In Paris, Swedish Monica worked as an aupair for an American family. The Mr. worked for a large insurance firm, exchanged his body, mind, time, and maybe soul for this family's physical comfort. Mrs.' job was to organize the time of their 2 children, a 13 year old boy and 11 year old girl. To help in this task she had 4 staff: a maid, a tutor, a woman who did all the ironing, and Monica, who was mainly responsible for driving the kids around to their many extracurricular activities. With the hidnsight of 4 years Monica still seems perplexed by the experience, which helped her perfect her Enlish and French, saying "it was just so different from how I was raised." Her and the majority of the humanity through the ages.

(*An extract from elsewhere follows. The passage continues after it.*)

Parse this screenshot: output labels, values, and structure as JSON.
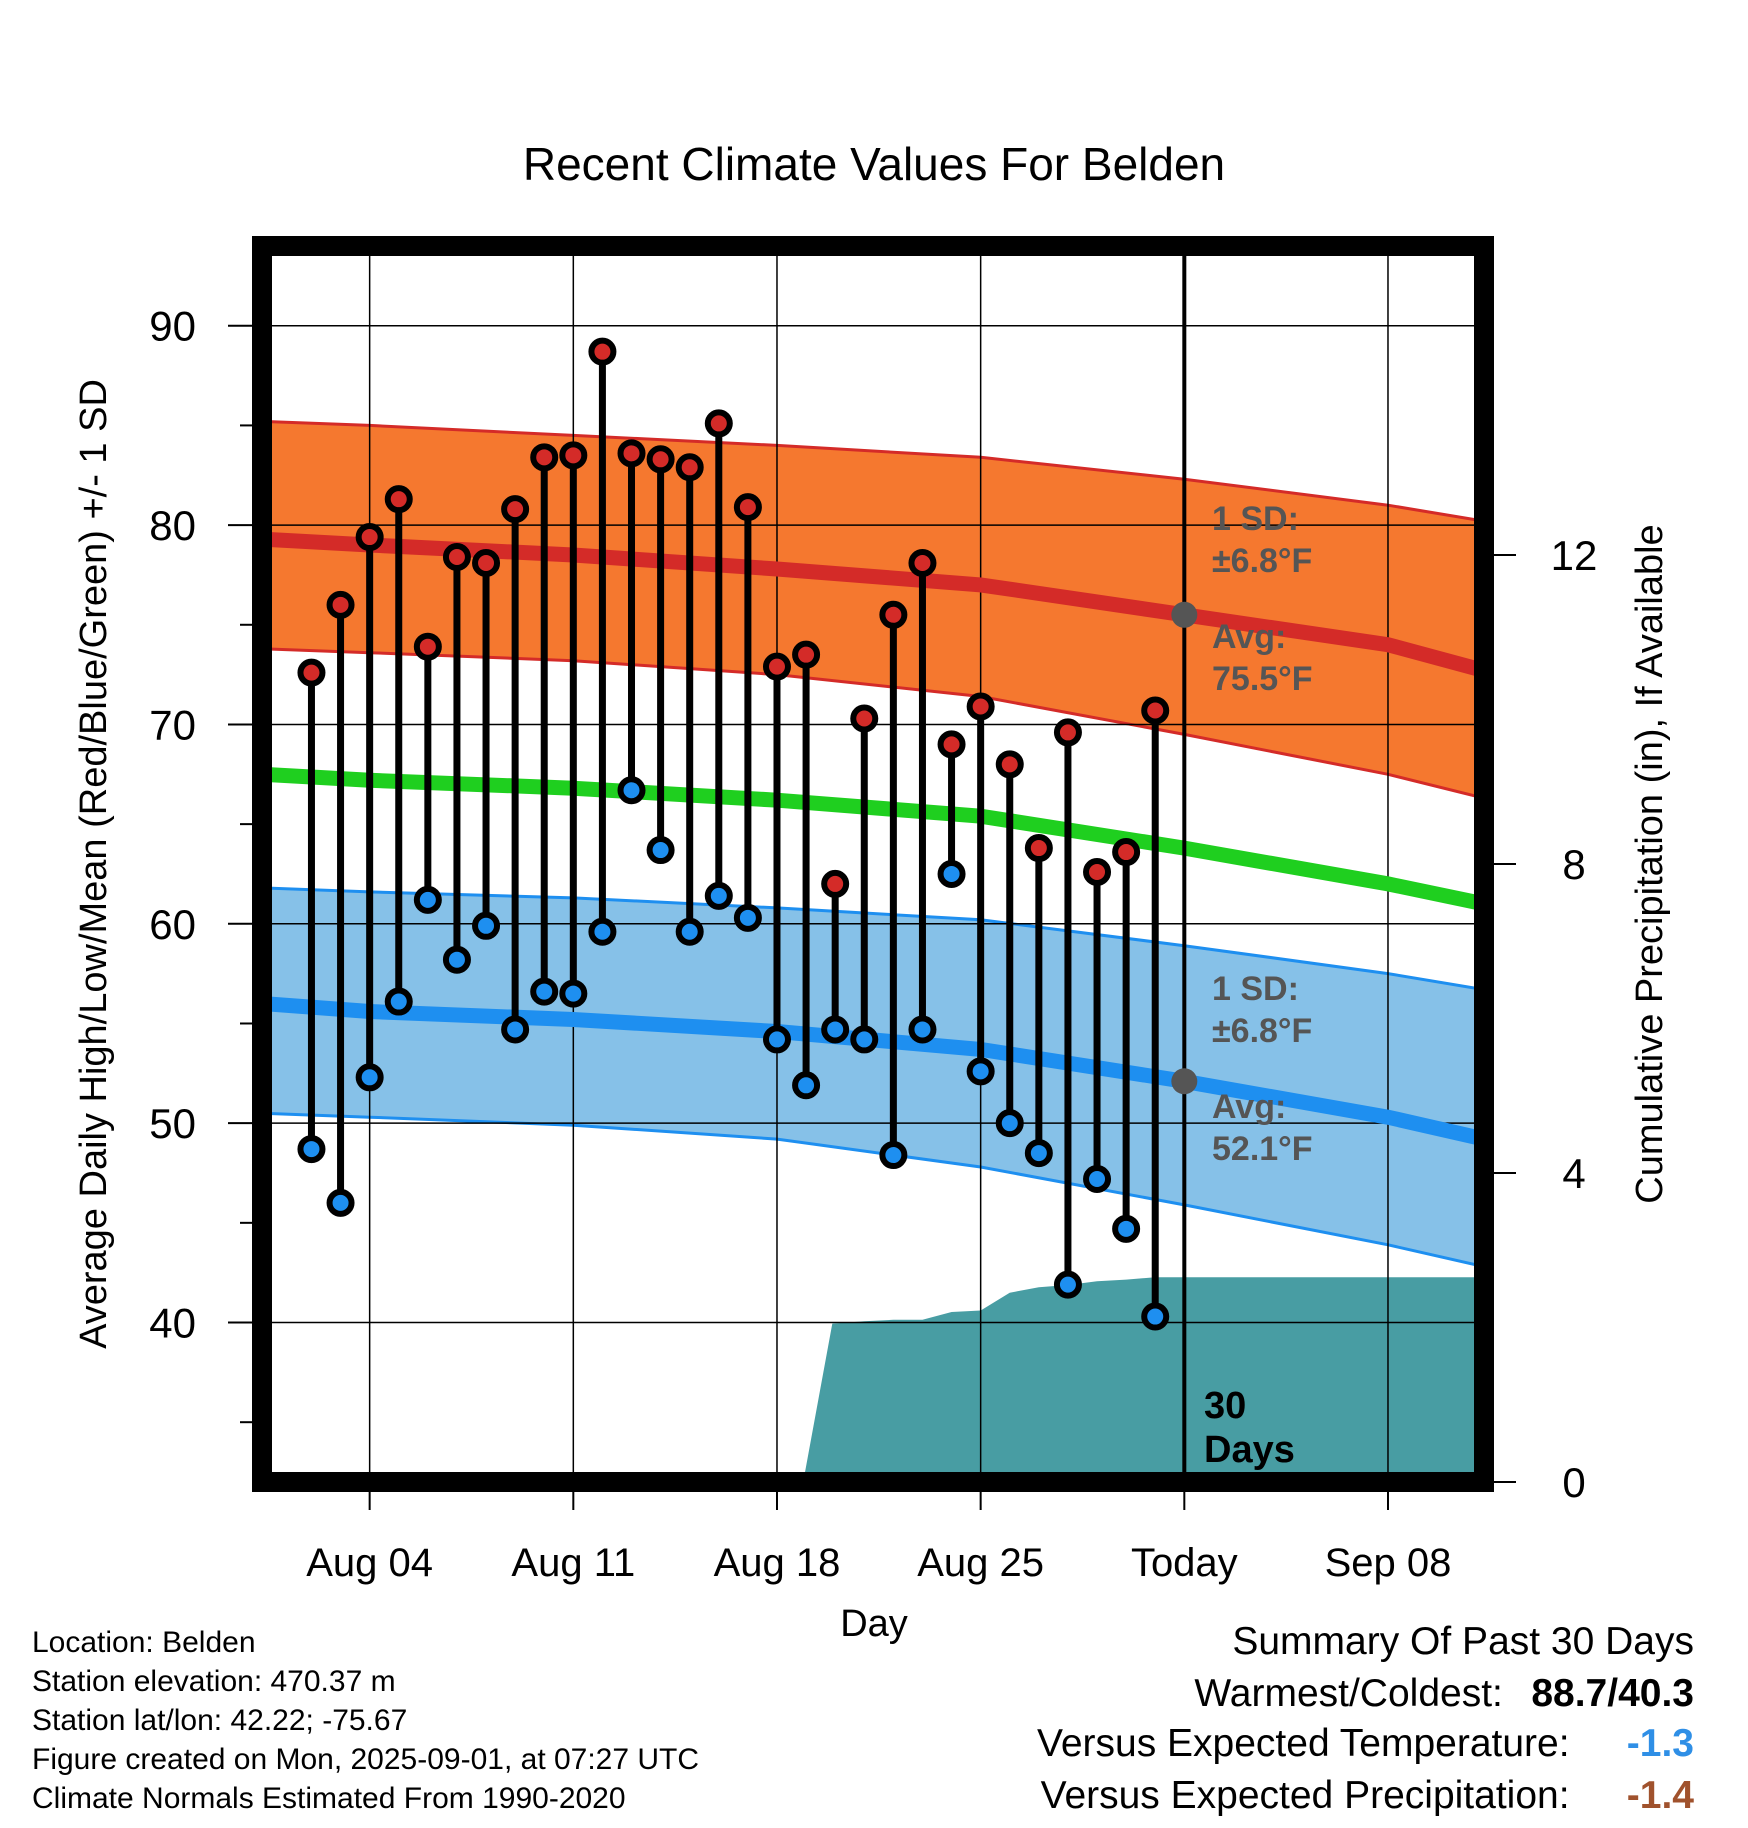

Contrast that privilege to most of the world and it is obviously unfair. There are so many examples to choose from. My own grandmother comes to mind. She raised 8 kids by herself while working a job and doing her best to protect them from her husband, as I understand it.

I'm reading now the story of the first native Indonesian newspaper, established c. 1907 completely by native talent. The founder was Tirto Adi Suryo and this story is part of a fictional account of his life. Throughout the story he is repeatedly frustrated by self-described supporters of his work who chastize him for failing to pay sufficient attention to protocol and sufficient respect to his superious, including the Dutch colonial powers who rule his country. By the same token, they admonish him for wasting time addressing the needs of lowly servants whom they see as being with honour, as if honour is a scarce resource that if shared will run short. It reminds me of how modern day conservatives view social spending - there just isnät enough dignity and basic human rights to go around. Backdropping the story is a series of Dutch-initiated wars with island natives desparately fighting to keep their land and culture.

These things tear at me, and maybe that's why I'm so serious, so dissatisfied with this world. All our gods have given us lands and seas of plenty and all we can do is self-aggrandize, compete, manipulate, screw and force each other out of it so we can get ours, again and again.

Yet I don't see huymanity as hopeless, or innately flawed...maybe I'll tell you why later.